Un juge de la Cour pénale internationale (CPI), qui fait l’objet d’une demande de récusation par les avocats de M. Lubanga, a déclaré que la Présidence de la Cour avait enfreint le règlement de la CPI en admettant par erreur des éléments de preuve et en lui déniant le droit d’y répondre.
Les juges réunis en plénière avaient prévu de se rencontrer aujourd’hui pour se prononcer sur un appel déposé en avril dernier par M. Lubanga, qui estime que le juge Marc Perrin de Brichambaut a montré des signes de partialité lorsqu’il s’est exprimé sur des questions qui faisaient l’objet d’une procédure. Les commentaires concernaient le nombre de victimes impliquées dans le processus de réparation, les méthodes utilisées pour identifier les bénéficiaires et les conséquences que pourrait avoir sur les victimes la libération de M. Lubanga après qu’il ait purgé sa peine.
Dans ses observations déposées auprès de la Présidence vendredi dernier, le juge Brichambaut a déclaré que la décision d’admettre un élément de preuve violait les principes d’équité fondamentaux, qui s’appliquent à toute procédure judiciaire. « La présente procédure pâtit de graves vices de procédure et est entachée par ceux-ci » a-t-il indiqué, ajoutant que, par conséquent, la décision de la Présidence du 11 juin 2019 « devait être frappée de nullité et l’élément de preuve introduit et admis par le biais de cette décision ne devrait pas être examiné par les juges réunis en plénière ».

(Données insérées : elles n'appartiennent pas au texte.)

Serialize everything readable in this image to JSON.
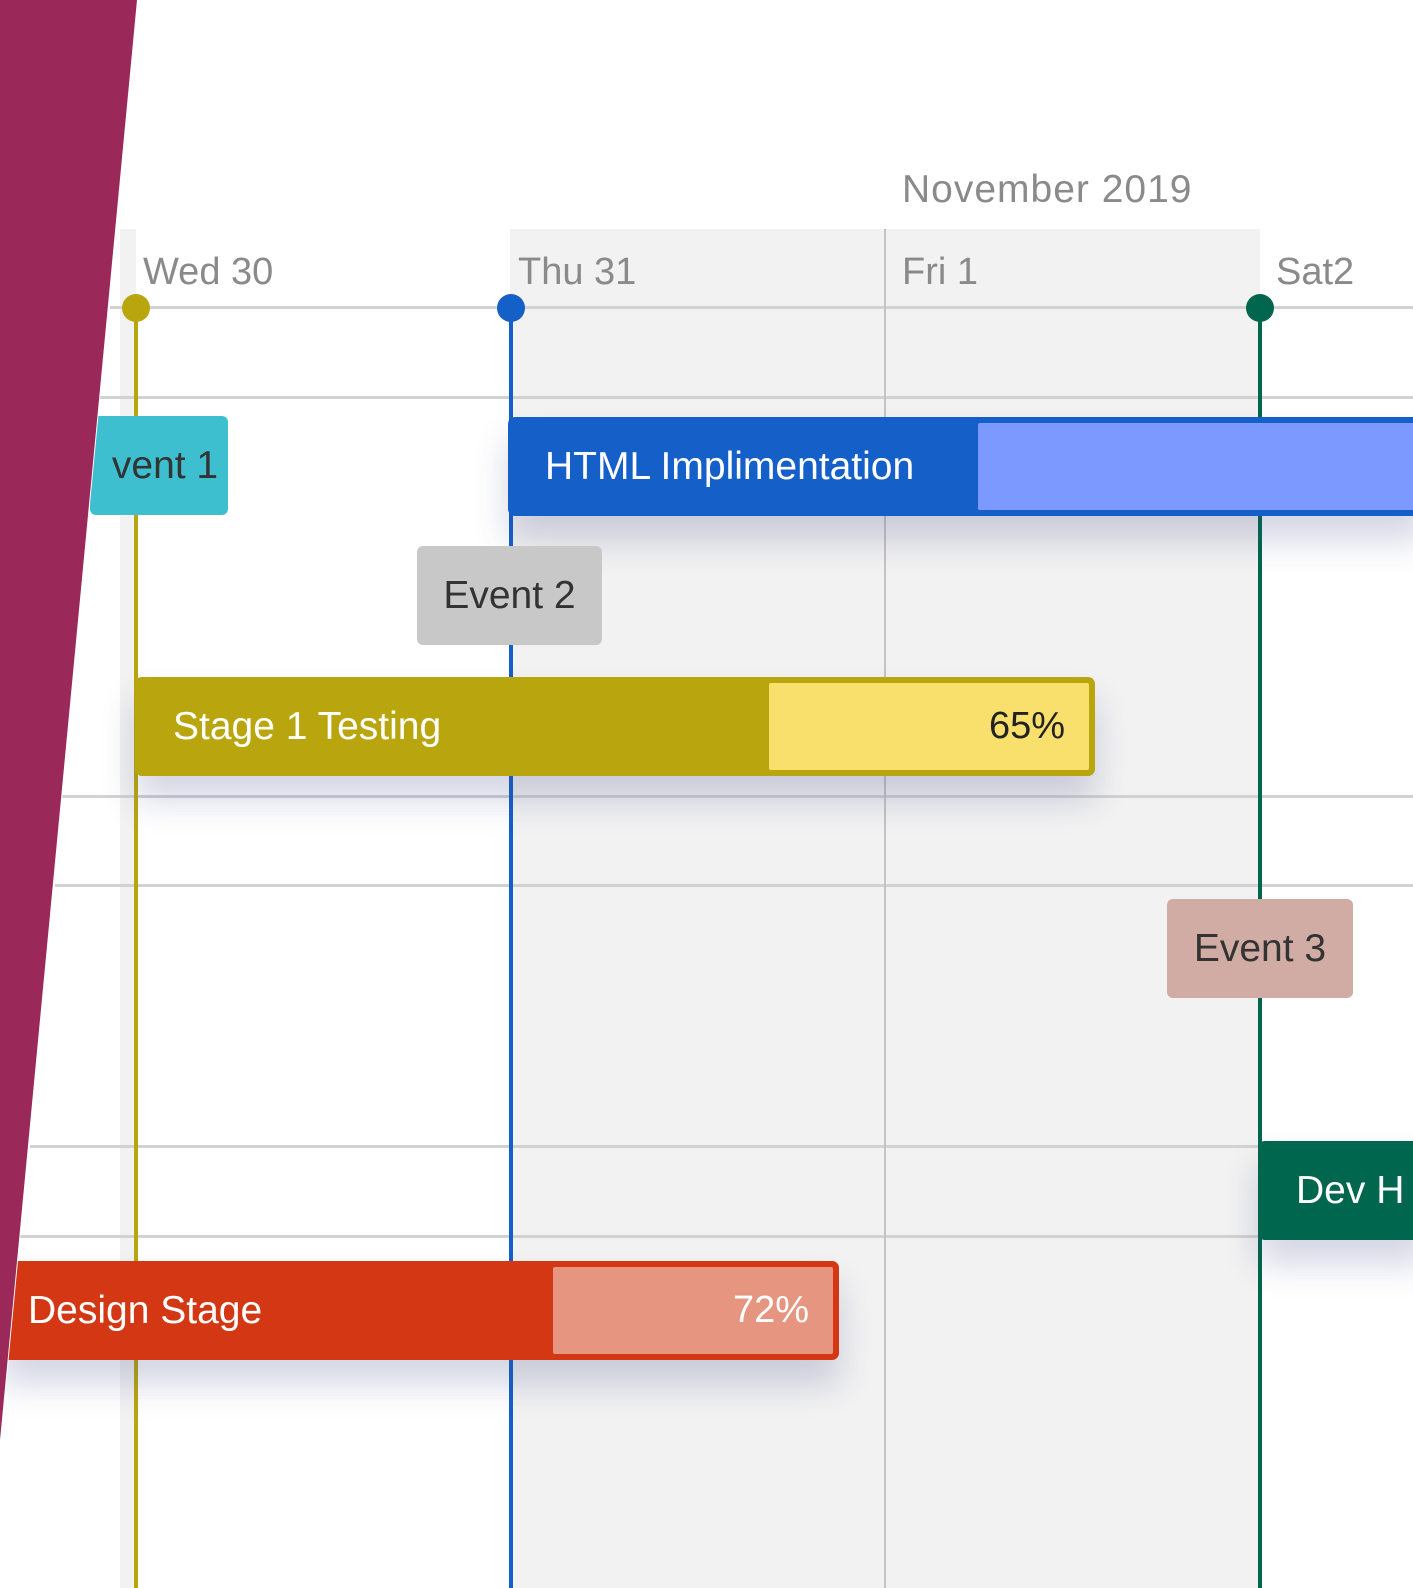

L’élément de preuve contesté est une vidéo du juge Brichambaut donnant une conférence à l’université de Beijing en mai 2017 lors de laquelle il fait les déclarations que les avocats de M. Lubanga remettent en cause. La défense a soumis la preuve audiovisuelle jeudi dernier. La Présidence a autorisé son admission « afin d’avoir un dossier complet avant que les juges ne se réunissent en plénière ».
Dans ses « observations additionnelles » soumises le 14 juin, le juge Brichambaut indique que de nombreux juges de la CPI consultés par la Cour ont déclaré que la « pratique constante » de la Cour était de limiter l’examen des juges réunis en plénière à la demande de récusation et à la réponse du juge en question. Admettre un élément de preuve additionnel par le biais d’une demande en réplique « altérait fondamentalement ce mode de conduite bien établi pour ce type de procédure », a-t-il déclaré mais la Présidence n’a fourni aucune justification pour s’être écartée de la pratique habituelle.
Il a précisé que la Présidence allait à l’encontre de la notion d’équité, puisqu’elle aurait pu avoir l’opportunité de remettre en cause la preuve introduite et répondre à la demande en réplique de la défense. Cette décision, par conséquent, contrevenait à l’article 74(2) du Statut de Rome qui prévoit qu’une décision doit être basée « exclusivement sur les preuves produites et examinées au procès ».
M. Brichambaut a expliqué : « il a toujours été entendu que le mot ‘discuté’ signifie que toutes les parties ont eu l’occasion de déposer leurs observations sur les preuves. Ce principe d’égalité des armes entre les parties est largement considéré comme un élément fondamental du droit à une procédure régulière, y compris pour les tribunaux pénaux internationaux ».
De plus, le juge Brichambaut a soutenu que l’article 41(2) du Règlement de procédure et de preuve de la Cour, que la Présidence a invoqué, ne prévoyait pas de réponse ou l’admission de preuves supplémentaires. Selon lui, cette règle suggère que, lorsqu’une demande ou un élément de preuve sont soumis, aucune autre observation ne peut être faite à l’exception de celles du juge en question.
Le juge Brichambaut a également estimé que, même si le règlement de la Cour permettait la présentation d’éléments de preuve, l’enregistrement vidéo présenté par M. Lubanga aurait dû être rejeté puisqu’il ne répondait aux exigences de la Cour. Cela résulte du fait que la vidéo n’est pas récente et que M. Lubanga, en ne la présentant pas immédiatement aux juges réunis en plénière dès qu’il a en eu connaissance, a perdu son droit de l’invoquer.
Il a attiré l’attention sur le fait que, puisque les juges sont chargés de faire respecter le droit et garantissent un procès équitable, ils pourraient également souhaiter prendre en compte les conséquences potentielles des normes établies par la Présidence pour les procédures présentes et à venir relatives à la récusation d’un juge. « Il n’est pas de l’intérêt de la Cour d’ouvrir la voie à un harcèlement systématique des juges conduisant à l’allongement des procédures et à des débats sur les éléments de preuve ».